Voices of Minnesota

Oral History Interview with Mary Myrick Hinman La Croix

DATE: February 8-14, 1980

INTERVIEWER: Betty Paukert Derrick

Mary Myrick Hinman LaCroix, born in 1889 in Birch Coulee, Minnesota, was the daughter of Mary Myrick, who was part Dakota Indian, and the Rev. Samuel Dutton Hinman, an Episcopal missionary to the Santee Sioux from 1860 to 1890 and founder of the Bishop Whipple Mission at the Lower Sioux Community near Redwood Falls, Minn. LaCroix grew up at the Santee Reservation in Nebraska, graduated from the Haskell Institute in Kansas, married Oliver LaCroix in 1910 and farmed at the Santee Reservation until 1923, when the couple moved to South Dakota and continued farming.

Subjects discussed include: the Rev. Hinman's experiences with the Dakota Indian community at Lower Sioux Agency during the outbreak of Dakota-white hostilities in 1862; at the Fort Snelling winter encampment afterward; at the Crow Creek (Dakota Territory) Reservation (1863-1866); at the Santee Reservation (Niobrara, Nebraska, 1866-1886); and again at Lower Sioux (1886-1890).
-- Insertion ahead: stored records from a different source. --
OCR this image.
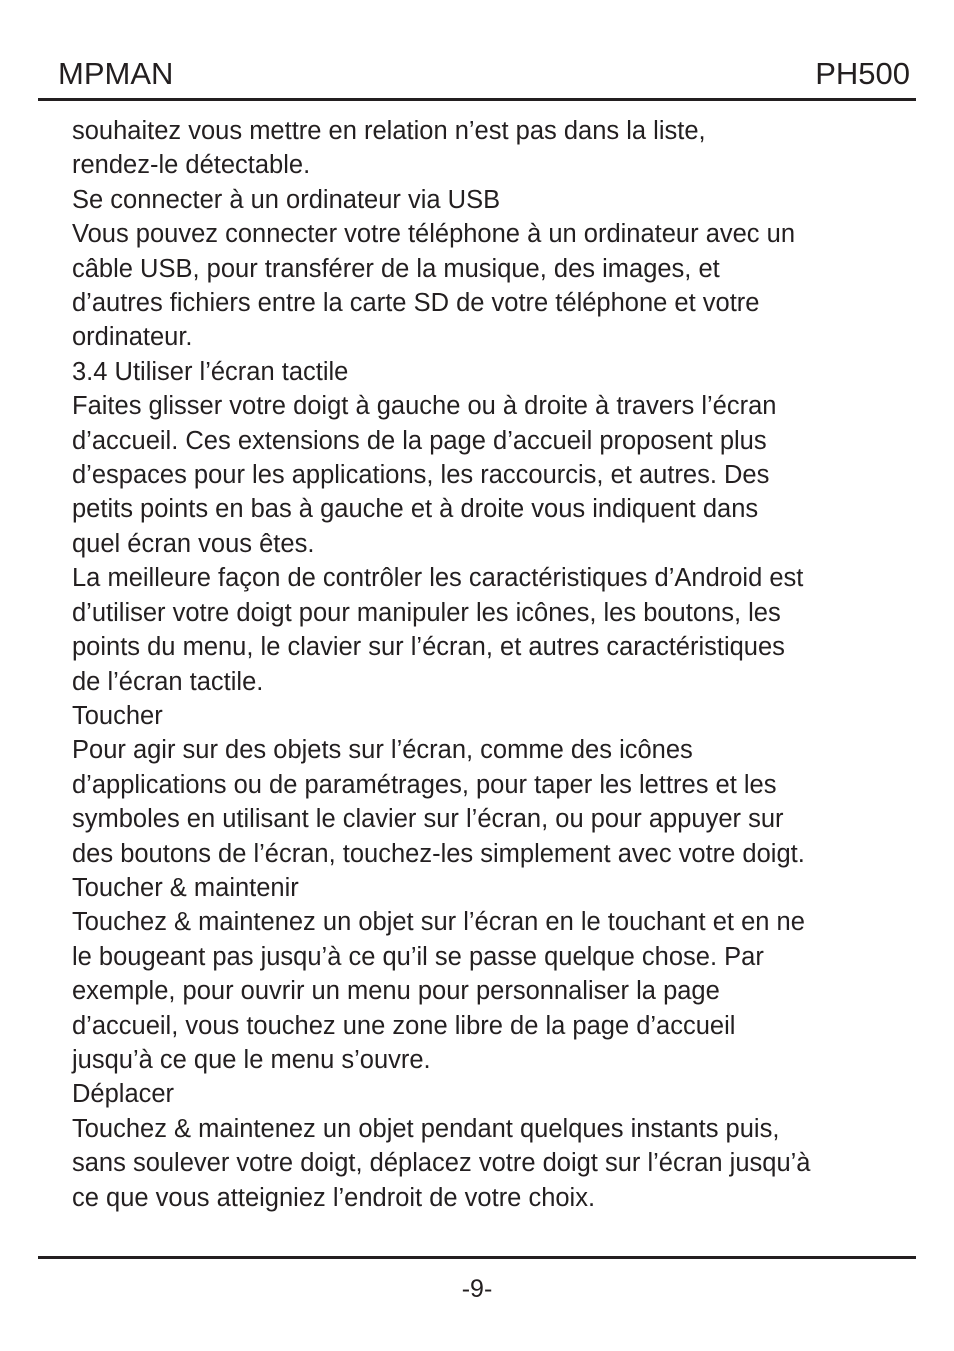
MPMAN	PH500
souhaitez vous mettre en relation n’est pas dans la liste,
rendez-le détectable.
Se connecter à un ordinateur via USB
Vous pouvez connecter votre téléphone à un ordinateur avec un
câble USB, pour transférer de la musique, des images, et
d’autres fichiers entre la carte SD de votre téléphone et votre
ordinateur.
3.4 Utiliser l’écran tactile
Faites glisser votre doigt à gauche ou à droite à travers l’écran
d’accueil. Ces extensions de la page d’accueil proposent plus
d’espaces pour les applications, les raccourcis, et autres. Des
petits points en bas à gauche et à droite vous indiquent dans
quel écran vous êtes.
La meilleure façon de contrôler les caractéristiques d’Android est
d’utiliser votre doigt pour manipuler les icônes, les boutons, les
points du menu, le clavier sur l’écran, et autres caractéristiques
de l’écran tactile.
Toucher
Pour agir sur des objets sur l’écran, comme des icônes
d’applications ou de paramétrages, pour taper les lettres et les
symboles en utilisant le clavier sur l’écran, ou pour appuyer sur
des boutons de l’écran, touchez-les simplement avec votre doigt.
Toucher & maintenir
Touchez & maintenez un objet sur l’écran en le touchant et en ne
le bougeant pas jusqu’à ce qu’il se passe quelque chose. Par
exemple, pour ouvrir un menu pour personnaliser la page
d’accueil, vous touchez une zone libre de la page d’accueil
jusqu’à ce que le menu s’ouvre.
Déplacer
Touchez & maintenez un objet pendant quelques instants puis,
sans soulever votre doigt, déplacez votre doigt sur l’écran jusqu’à
ce que vous atteigniez l’endroit de votre choix.
-9-
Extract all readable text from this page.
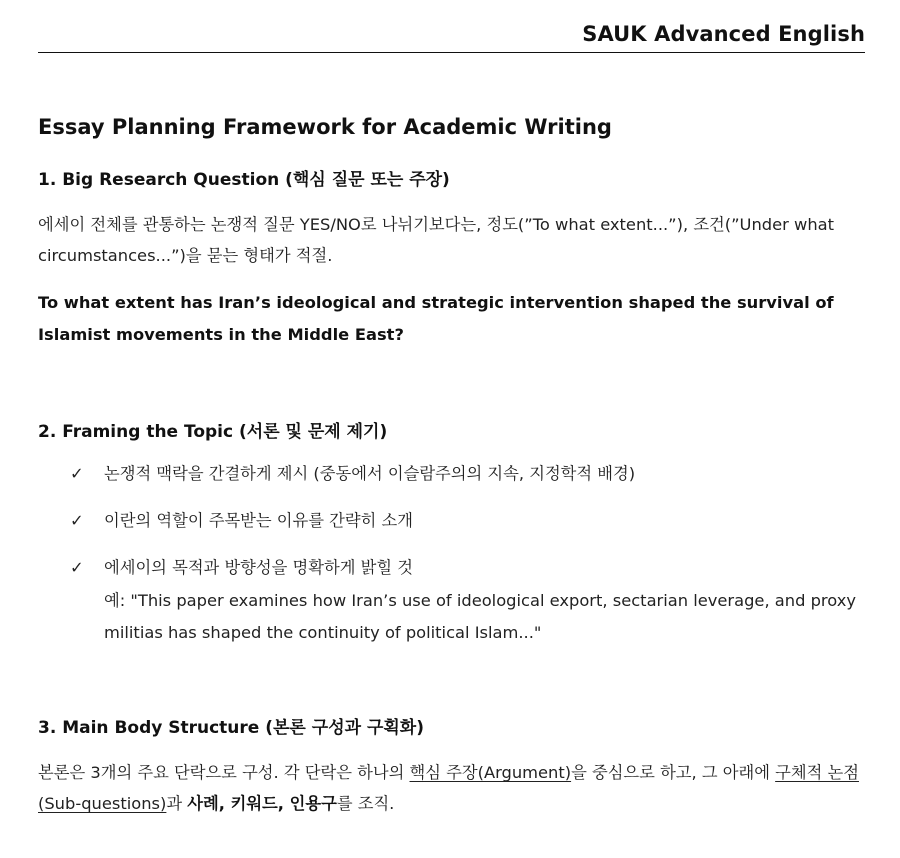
SAUK Advanced English
Essay Planning Framework for Academic Writing
1. Big Research Question (핵심 질문 또는 주장)
에세이 전체를 관통하는 논쟁적 질문 YES/NO로 나뉘기보다는, 정도(”To what extent...”), 조건(”Under what circumstances...”)을 묻는 형태가 적절.
To what extent has Iran’s ideological and strategic intervention shaped the survival of Islamist movements in the Middle East?
2. Framing the Topic (서론 및 문제 제기)
✓ 논쟁적 맥락을 간결하게 제시 (중동에서 이슬람주의의 지속, 지정학적 배경)
✓ 이란의 역할이 주목받는 이유를 간략히 소개
✓ 에세이의 목적과 방향성을 명확하게 밝힐 것
예: "This paper examines how Iran’s use of ideological export, sectarian leverage, and proxy militias has shaped the continuity of political Islam..."
3. Main Body Structure (본론 구성과 구획화)
본론은 3개의 주요 단락으로 구성. 각 단락은 하나의 핵심 주장(Argument)을 중심으로 하고, 그 아래에 구체적 논점(Sub-questions)과 사례, 키워드, 인용구를 조직.
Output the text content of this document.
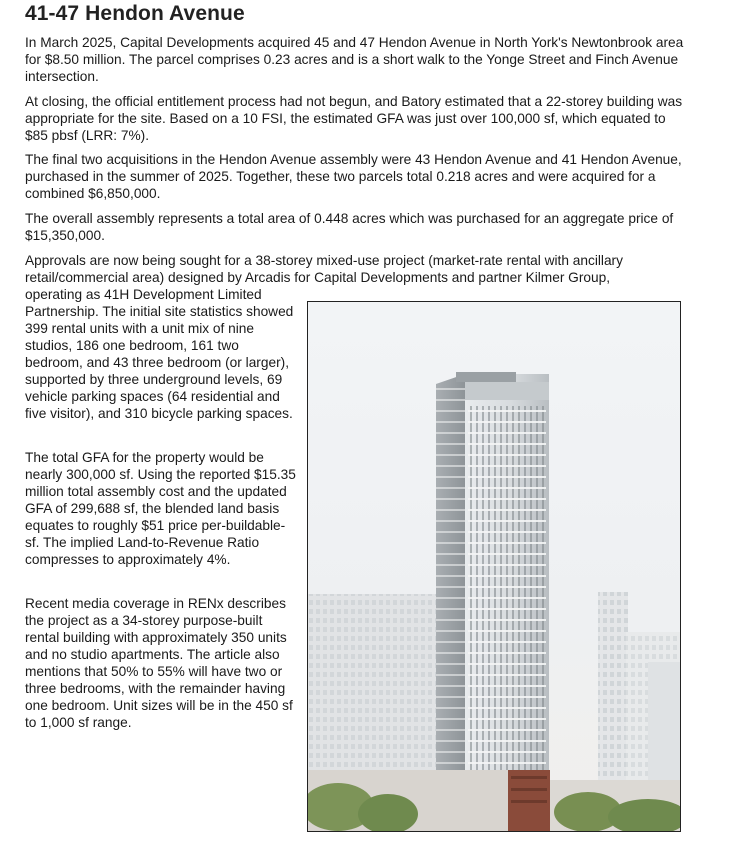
41-47 Hendon Avenue

In March 2025, Capital Developments acquired 45 and 47 Hendon Avenue in North York's Newtonbrook area for $8.50 million. The parcel comprises 0.23 acres and is a short walk to the Yonge Street and Finch Avenue intersection.

At closing, the official entitlement process had not begun, and Batory estimated that a 22-storey building was appropriate for the site. Based on a 10 FSI, the estimated GFA was just over 100,000 sf, which equated to $85 pbsf (LRR: 7%).

The final two acquisitions in the Hendon Avenue assembly were 43 Hendon Avenue and 41 Hendon Avenue, purchased in the summer of 2025. Together, these two parcels total 0.218 acres and were acquired for a combined $6,850,000.

The overall assembly represents a total area of 0.448 acres which was purchased for an aggregate price of $15,350,000.

Approvals are now being sought for a 38-storey mixed-use project (market-rate rental with ancillary retail/commercial area) designed by Arcadis for Capital Developments and partner Kilmer Group,

operating as 41H Development Limited Partnership. The initial site statistics showed 399 rental units with a unit mix of nine studios, 186 one bedroom, 161 two bedroom, and 43 three bedroom (or larger), supported by three underground levels, 69 vehicle parking spaces (64 residential and five visitor), and 310 bicycle parking spaces.

The total GFA for the property would be nearly 300,000 sf. Using the reported $15.35 million total assembly cost and the updated GFA of 299,688 sf, the blended land basis equates to roughly $51 price per-buildable-sf. The implied Land-to-Revenue Ratio compresses to approximately 4%.

Recent media coverage in RENx describes the project as a 34-storey purpose-built rental building with approximately 350 units and no studio apartments. The article also mentions that 50% to 55% will have two or three bedrooms, with the remainder having one bedroom. Unit sizes will be in the 450 sf to 1,000 sf range.
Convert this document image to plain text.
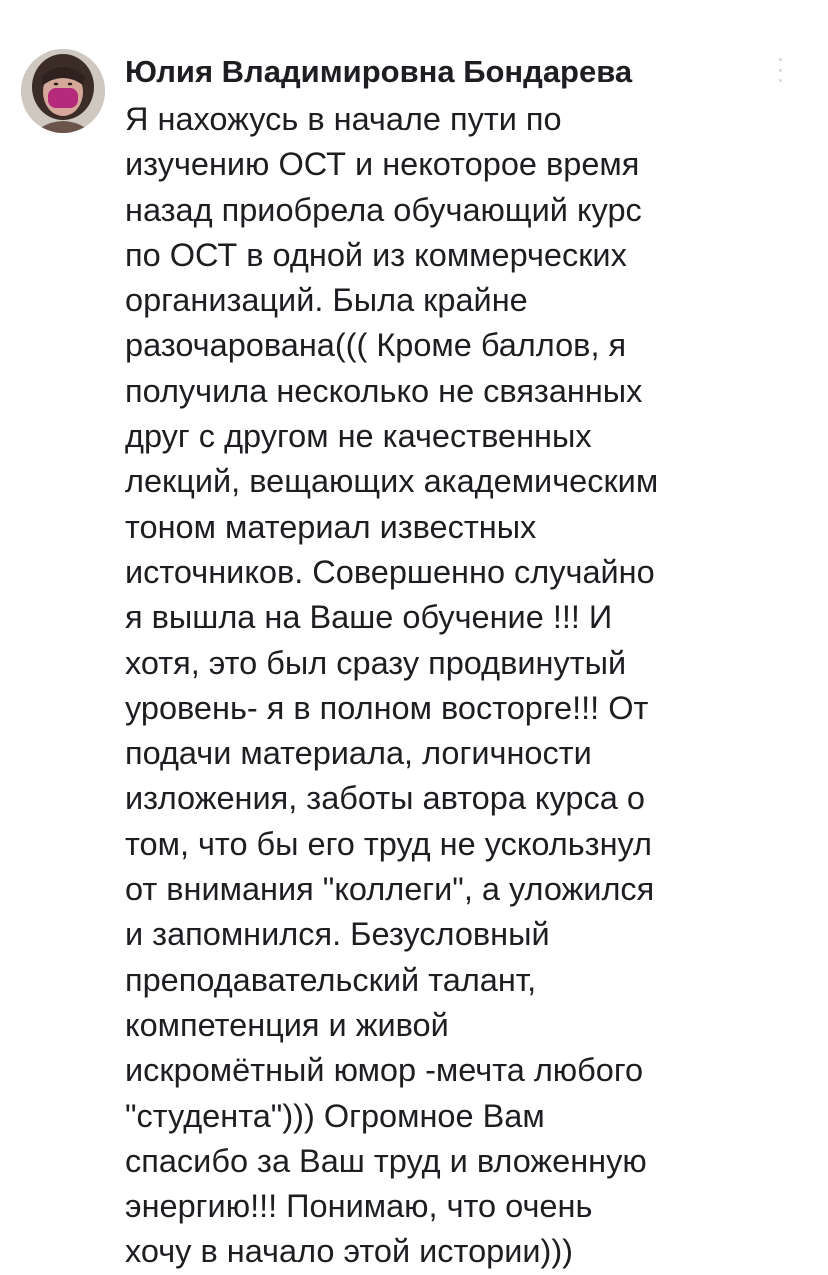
Юлия Владимировна Бондарева
Я нахожусь в начале пути по
изучению ОСТ и некоторое время
назад приобрела обучающий курс
по ОСТ в одной из коммерческих
организаций. Была крайне
разочарована((( Кроме баллов, я
получила несколько не связанных
друг с другом не качественных
лекций, вещающих академическим
тоном материал известных
источников. Совершенно случайно
я вышла на Ваше обучение !!! И
хотя, это был сразу продвинутый
уровень- я в полном восторге!!! От
подачи материала, логичности
изложения, заботы автора курса о
том, что бы его труд не ускользнул
от внимания "коллеги", а уложился
и запомнился. Безусловный
преподавательский талант,
компетенция и живой
искромётный юмор -мечта любого
"студента"))) Огромное Вам
спасибо за Ваш труд и вложенную
энергию!!! Понимаю, что очень
хочу в начало этой истории)))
The transcript also relates Hinman's relationship with Bishop Henry Whipple and a bitter legal dispute with Bishop William H. Hare, which effectively denied Hinman's priestly status from 1877 to 1887. Other topics include the Hinman family's experiences, LaCroix's childhood and education, her adult life farming in South Dakota and her recollections of various Dakota personages. Most of the transcript consists of historical information provided by Derrick, with LaCroix commenting on it.